In company news, Ocado shares hit an all-time high on Wednesday, ending the day up 5.6%. The online supermarket revealed that retail revenues surged 40.4% in the past two months.

JD Sports rose 2.6% even as the Competition and Markets Authority blocked its takeover of rival Footasylum for £90 million, which was agreed over a year ago.

Virgin Money’s shares joined those jumping despite news that on the face of it looked bad. The bank said that first-half underlying profits more than halved after a £232 million hit it expects from bad coronavirus loans. Shares were up 4.4%.

ITV also joined the category, rising 3% despite revealing that advertising demand fell 42% in April. Companies have been slashing marketing budgets amid the crisis.

Halfords had a great day, with shares up 23% on the news that bosses said April had been better than they expected. Sales in the four weeks to the start of May were only 23% below the same period last year.

The losers included Metro Bank, which dropped 6.66% on the news that customer deposits increased by £77 million to £14.5 billion for the three months to the end of March.

And Hammerson dropped 14.3% after a buyer pulled out of a £400 million deal to purchase seven retail parks from the landlord.

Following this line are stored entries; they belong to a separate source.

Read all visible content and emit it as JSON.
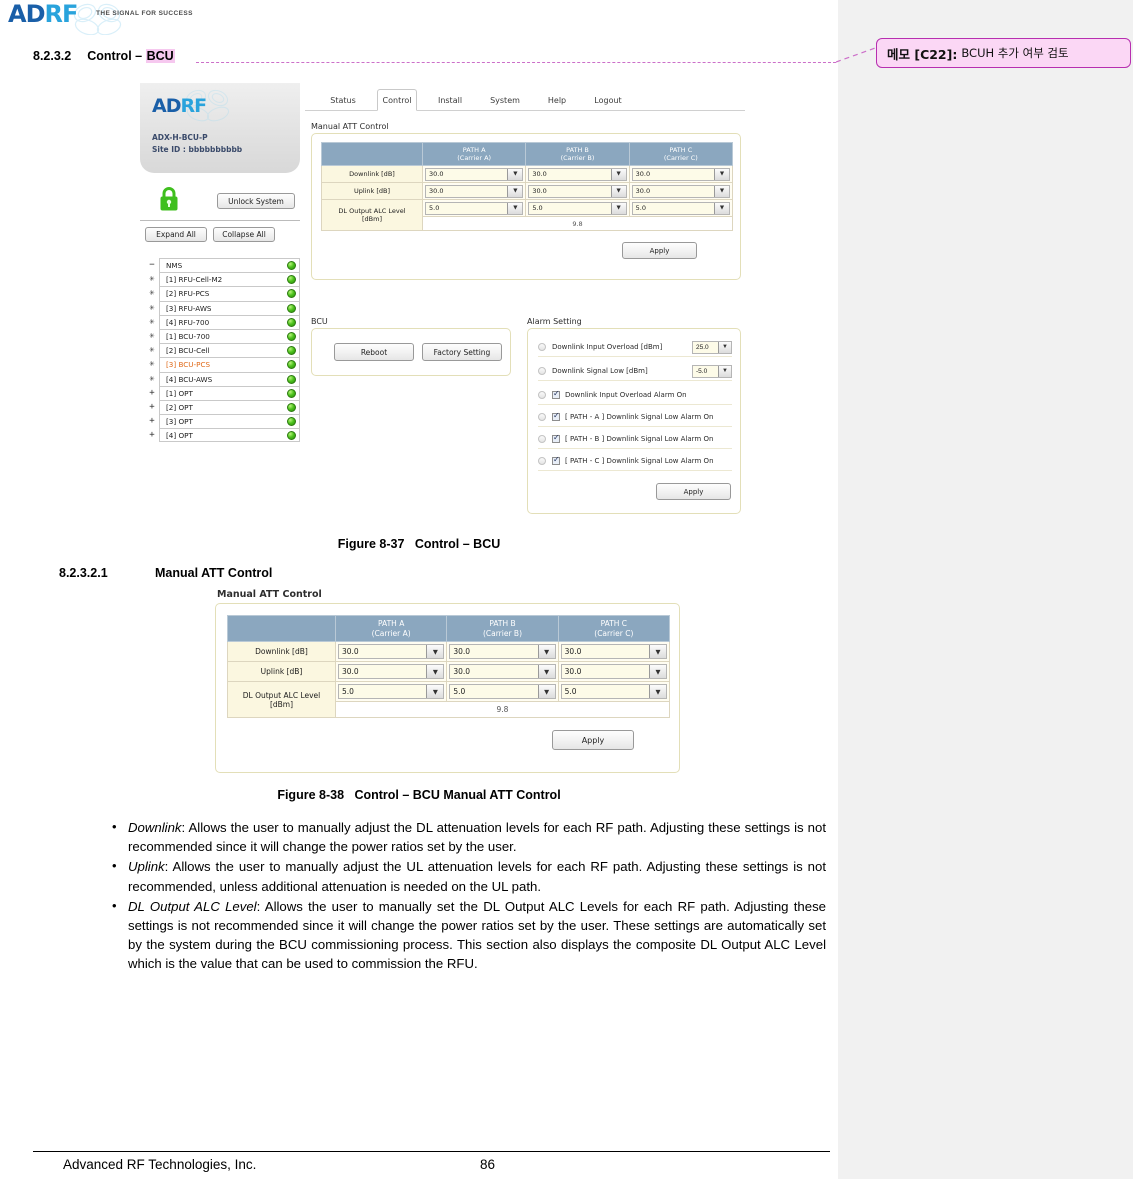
{
  "header": {
    "logo_ad": "AD",
    "logo_rf": "RF",
    "tagline": "THE SIGNAL FOR SUCCESS"
  },
  "comment": {
    "label": "메모 [C22]:",
    "text": "BCUH 추가 여부 검토"
  },
  "headings": {
    "h_8232_num": "8.2.3.2",
    "h_8232_text": "Control – ",
    "h_8232_highlight": "BCU",
    "h_82321_num": "8.2.3.2.1",
    "h_82321_text": "Manual ATT Control"
  },
  "figure_37": {
    "caption_num": "Figure 8-37",
    "caption_text": "Control – BCU",
    "device": {
      "logo_ad": "AD",
      "logo_rf": "RF",
      "model": "ADX-H-BCU-P",
      "site_id": "Site ID : bbbbbbbbbb"
    },
    "buttons": {
      "unlock": "Unlock System",
      "expand_all": "Expand All",
      "collapse_all": "Collapse All"
    },
    "tabs": [
      {
        "label": "Status",
        "active": false
      },
      {
        "label": "Control",
        "active": true
      },
      {
        "label": "Install",
        "active": false
      },
      {
        "label": "System",
        "active": false
      },
      {
        "label": "Help",
        "active": false
      },
      {
        "label": "Logout",
        "active": false
      }
    ],
    "tree": [
      {
        "expander": "−",
        "label": "NMS",
        "status": "green",
        "alert": false
      },
      {
        "expander": "✳",
        "label": "[1] RFU-Cell-M2",
        "status": "green",
        "alert": false
      },
      {
        "expander": "✳",
        "label": "[2] RFU-PCS",
        "status": "green",
        "alert": false
      },
      {
        "expander": "✳",
        "label": "[3] RFU-AWS",
        "status": "green",
        "alert": false
      },
      {
        "expander": "✳",
        "label": "[4] RFU-700",
        "status": "green",
        "alert": false
      },
      {
        "expander": "✳",
        "label": "[1] BCU-700",
        "status": "green",
        "alert": false
      },
      {
        "expander": "✳",
        "label": "[2] BCU-Cell",
        "status": "green",
        "alert": false
      },
      {
        "expander": "✳",
        "label": "[3] BCU-PCS",
        "status": "green",
        "alert": true
      },
      {
        "expander": "✳",
        "label": "[4] BCU-AWS",
        "status": "green",
        "alert": false
      },
      {
        "expander": "+",
        "label": "[1] OPT",
        "status": "green",
        "alert": false
      },
      {
        "expander": "+",
        "label": "[2] OPT",
        "status": "green",
        "alert": false
      },
      {
        "expander": "+",
        "label": "[3] OPT",
        "status": "green",
        "alert": false
      },
      {
        "expander": "+",
        "label": "[4] OPT",
        "status": "green",
        "alert": false
      }
    ],
    "manual_att": {
      "section_title": "Manual ATT Control",
      "columns": [
        {
          "top": "PATH A",
          "bottom": "(Carrier A)"
        },
        {
          "top": "PATH B",
          "bottom": "(Carrier B)"
        },
        {
          "top": "PATH C",
          "bottom": "(Carrier C)"
        }
      ],
      "rows": [
        {
          "label": "Downlink [dB]",
          "values": [
            "30.0",
            "30.0",
            "30.0"
          ]
        },
        {
          "label": "Uplink [dB]",
          "values": [
            "30.0",
            "30.0",
            "30.0"
          ]
        },
        {
          "label": "DL Output ALC Level [dBm]",
          "label_line1": "DL Output ALC Level",
          "label_line2": "[dBm]",
          "values": [
            "5.0",
            "5.0",
            "5.0"
          ]
        }
      ],
      "composite_value": "9.8",
      "apply_label": "Apply"
    },
    "bcu": {
      "section_title": "BCU",
      "reboot_label": "Reboot",
      "factory_label": "Factory Setting"
    },
    "alarm": {
      "section_title": "Alarm Setting",
      "fields": [
        {
          "label": "Downlink Input Overload [dBm]",
          "value": "25.0"
        },
        {
          "label": "Downlink Signal Low [dBm]",
          "value": "-5.0"
        }
      ],
      "checks": [
        {
          "label": "Downlink Input Overload Alarm On",
          "checked": true
        },
        {
          "label": "[ PATH - A ] Downlink Signal Low Alarm On",
          "checked": true
        },
        {
          "label": "[ PATH - B ] Downlink Signal Low Alarm On",
          "checked": true
        },
        {
          "label": "[ PATH - C ] Downlink Signal Low Alarm On",
          "checked": true
        }
      ],
      "apply_label": "Apply"
    }
  },
  "figure_38": {
    "caption_num": "Figure 8-38",
    "caption_text": "Control – BCU Manual ATT Control",
    "section_title": "Manual ATT Control",
    "columns": [
      {
        "top": "PATH A",
        "bottom": "(Carrier A)"
      },
      {
        "top": "PATH B",
        "bottom": "(Carrier B)"
      },
      {
        "top": "PATH C",
        "bottom": "(Carrier C)"
      }
    ],
    "rows": [
      {
        "label": "Downlink [dB]",
        "values": [
          "30.0",
          "30.0",
          "30.0"
        ]
      },
      {
        "label": "Uplink [dB]",
        "values": [
          "30.0",
          "30.0",
          "30.0"
        ]
      },
      {
        "label_line1": "DL Output ALC Level",
        "label_line2": "[dBm]",
        "values": [
          "5.0",
          "5.0",
          "5.0"
        ]
      }
    ],
    "composite_value": "9.8",
    "apply_label": "Apply"
  },
  "bullets": [
    {
      "term": "Downlink",
      "body": ": Allows the user to manually adjust the DL attenuation levels for each RF path.  Adjusting these settings is not recommended since it will change the power ratios set by the user."
    },
    {
      "term": "Uplink",
      "body": ": Allows the user to manually adjust the UL attenuation levels for each RF path.  Adjusting these settings is not recommended, unless additional attenuation is needed on the UL path."
    },
    {
      "term": "DL Output ALC Level",
      "body": ": Allows the user to manually set the DL Output ALC Levels for each RF path.  Adjusting these settings is not recommended since it will change the power ratios set by the user.  These settings are automatically set by the system during the BCU commissioning process.  This section also displays the composite DL Output ALC Level which is the value that can be used to commission the RFU."
    }
  ],
  "footer": {
    "company": "Advanced RF Technologies, Inc.",
    "page_number": "86"
  },
  "colors": {
    "brand_blue": "#1a5fa8",
    "brand_cyan": "#29a3dc",
    "table_header": "#8ba7bf",
    "highlight": "#f6c8ef",
    "comment_border": "#b72fb0",
    "alert_text": "#e06a1a",
    "led_green": "#4cc21c"
  }
}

The biggest risers on the FTSE 100 were Ocado, up 93.5p to 1772.5p, Hikma, up 123p to 2,490p, Intermediate Capital Group, up 43p to 1,490p, Astrazeneca, up 318p to 8,830p, and Aveva Group, up 131p to 3,709p.

The biggest fallers on the FTSE 100 were Pearson, down 33.3p to 431.6p, Carnival, down 51.8p to 908.8p, Meggitt, down 12.1p to 251.9p, Shell ‘B’, down 52.8p to 1,230.6p, and Royal Bank of Scotland, down 4.55p to 108.2p.